Tuesday, April 27, 2004

I just found this- It's from Norman Sands' Homepages- A Manchester Review!

Manchester

We use to play for silver, now we play for life…………..

The Life Café in Manchester is a beautiful cozy bar. Holding around 600 people and the stage is maybe a foot off the floor, A person in the front row is about a foot from the band. Above the stage is an angled mirror that even with barely any lighting a person in the front row could see someone taping in back and vice versa. Ratdog opens the show with a Jam Into a funky Loose Lucy led by Mark Karan and Kenny Brooks. After which the band take us Truckin, Which bobby sings with great enthusiasm. Then the dog takes us softly into its all over now Baby Blue which Bobby soulfully sings as the crowd sings along. Jeff Chementi fills in with a perfect solo. The band hops right into Brown Eyed Women which Mark takes off with and plays a lovely jam with feeling that spins the band forward, With Robyn Sylvester laying down a nice bass line. Jay Lane and Kenny bop us through its all over Now. Robin thumps us through She Says with Kenny and Mark and Jeff nailing their solos. Kenny and Mark take us into a splendid West L.A. Fade away. Bobby sings a perfect Scarlet Begonias it's like they have had no time off with Jay taking the song to the next level on the drums. Right into a nice Aiko Aiko closer that Kenny Brooks blows on and Jeff Chementi pounds out.
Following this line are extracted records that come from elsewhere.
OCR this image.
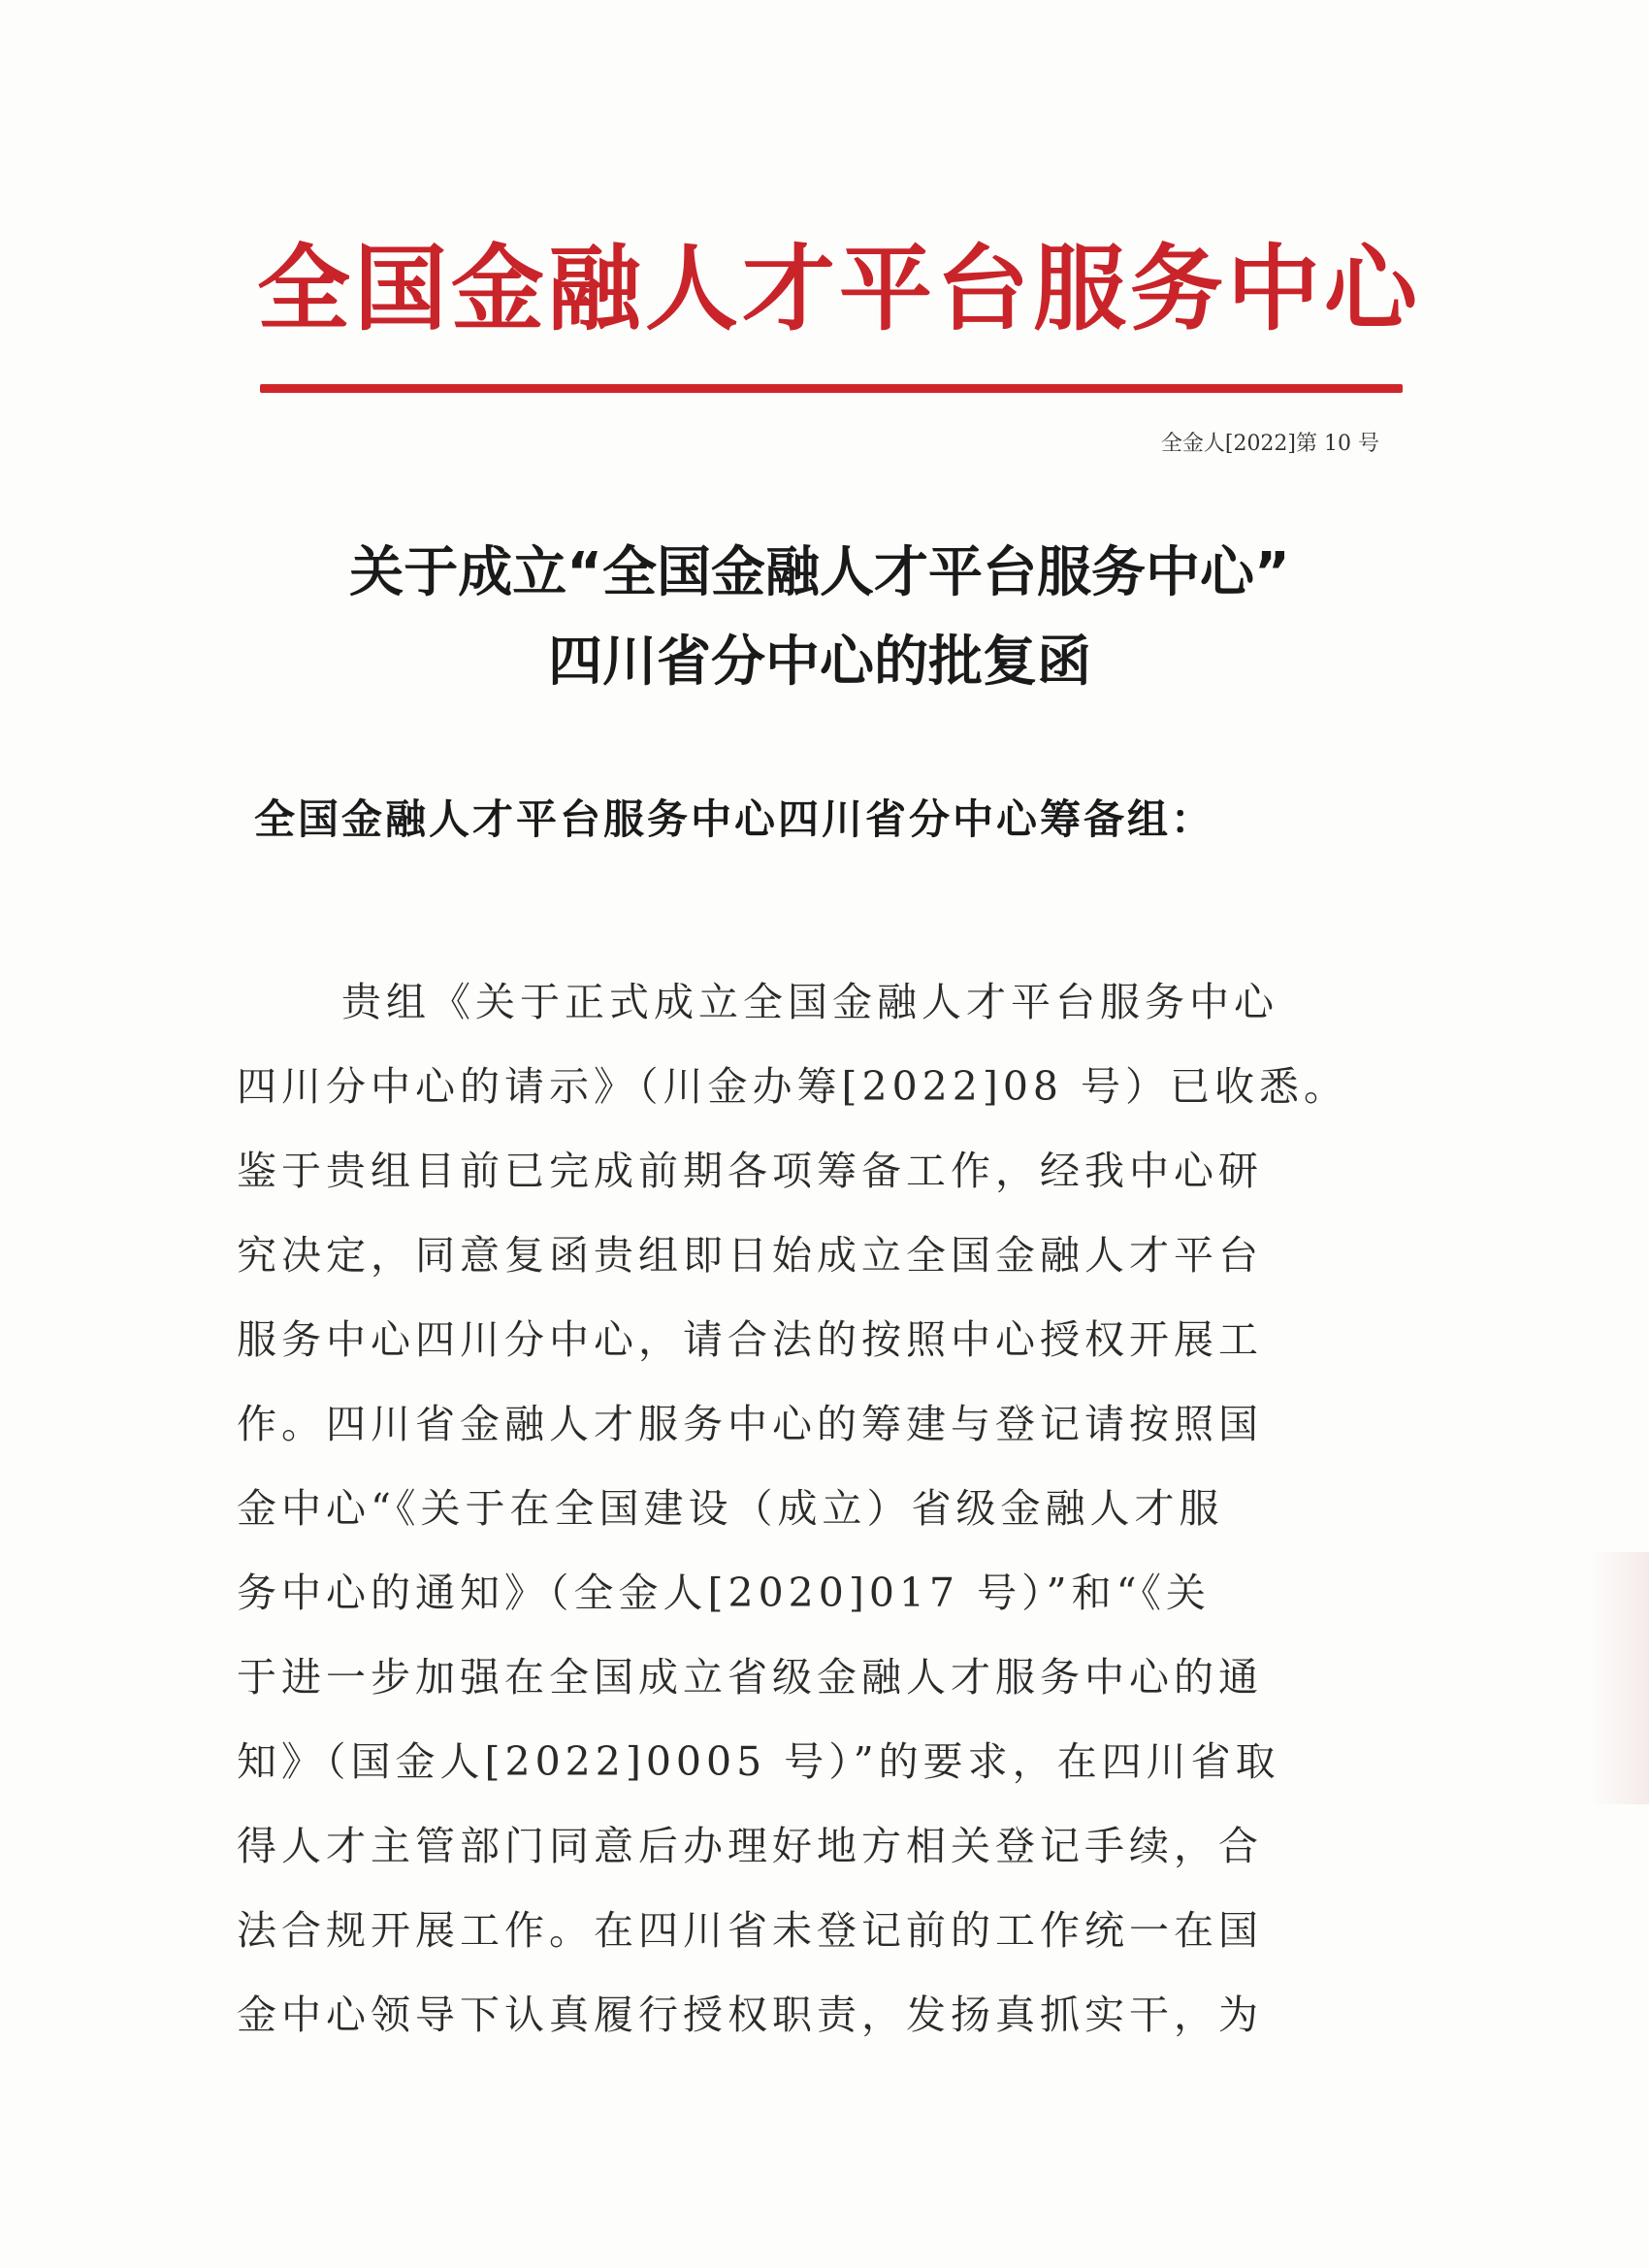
全国金融人才平台服务中心
全金人[2022]第 10 号
关于成立“全国金融人才平台服务中心”
四川省分中心的批复函
全国金融人才平台服务中心四川省分中心筹备组：
贵组《关于正式成立全国金融人才平台服务中心
四川分中心的请示》（川金办筹[2022]08 号）已收悉。
鉴于贵组目前已完成前期各项筹备工作，经我中心研
究决定，同意复函贵组即日始成立全国金融人才平台
服务中心四川分中心，请合法的按照中心授权开展工
作。四川省金融人才服务中心的筹建与登记请按照国
金中心“《关于在全国建设（成立）省级金融人才服
务中心的通知》（全金人[2020]017 号）”和“《关
于进一步加强在全国成立省级金融人才服务中心的通
知》（国金人[2022]0005 号）”的要求，在四川省取
得人才主管部门同意后办理好地方相关登记手续，合
法合规开展工作。在四川省未登记前的工作统一在国
金中心领导下认真履行授权职责，发扬真抓实干，为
Ratdog it seems is saying bye with the set list so far.

Bobby opens the second set with some nice cords on Candyman, on his Acoustic guitar and his voice. Bury Me Standing is the next song with bob still on acoustic. Kenny lays down a sweet solo and accents the song nicely. The song started off slow but by the end the whole band provided a lot of depth and layers on a song lasting 10minutes plus. At which time Bob tells us another acoustic story Black Throated Wind like only he can. Jay and Mark jam us through Good Morning Little Schoolgirl, From Schoolgirl into Ratdog's own Ashes in glass. After Ashes the band does a groovy improvisational Jam without Bobby. Jeff starts a Terrific Wharf Rat with an inspirational solo as Bob strikes the first cords. Jay and Bob together bring the song up and down. The highs of explosiveness and the lows of where you care about the man in the story and it touches you somewhere inside. Mark starts to play the intro too Saint Steven. The crowd starts to twirl and dance with excitement.. Which take us into the fabled William Tell Bridge. Mark takes us all over then right into a magnificent Eleven. Seems like since the second night they have been gaining momentum each night each song. At one point towards the end of the Eleven everyone is improvizationalizing at the same time all in different directions but still within the structure of the song and it rocked. From that point into Not Fade Away which just keeps the wheel rolling and you can't slow it down. Get out of the lane the love train is running. The band leaves the stage everyone's catching their breath writing the set list down. The band is back about four minutes and twenty seconds later with a scrumptious encore Brokedown Palace. Which ends a wonderful night, Jay Lane introduces the crew which is a sad moment because that's the end of the 5 show 6 day mini U.K. tour. From the looks on the faces of the people leaving the Life Café it looks like the band showed them the time of their lives and lit them up like they were Mars on the closest pass to Earth in 50,000 years.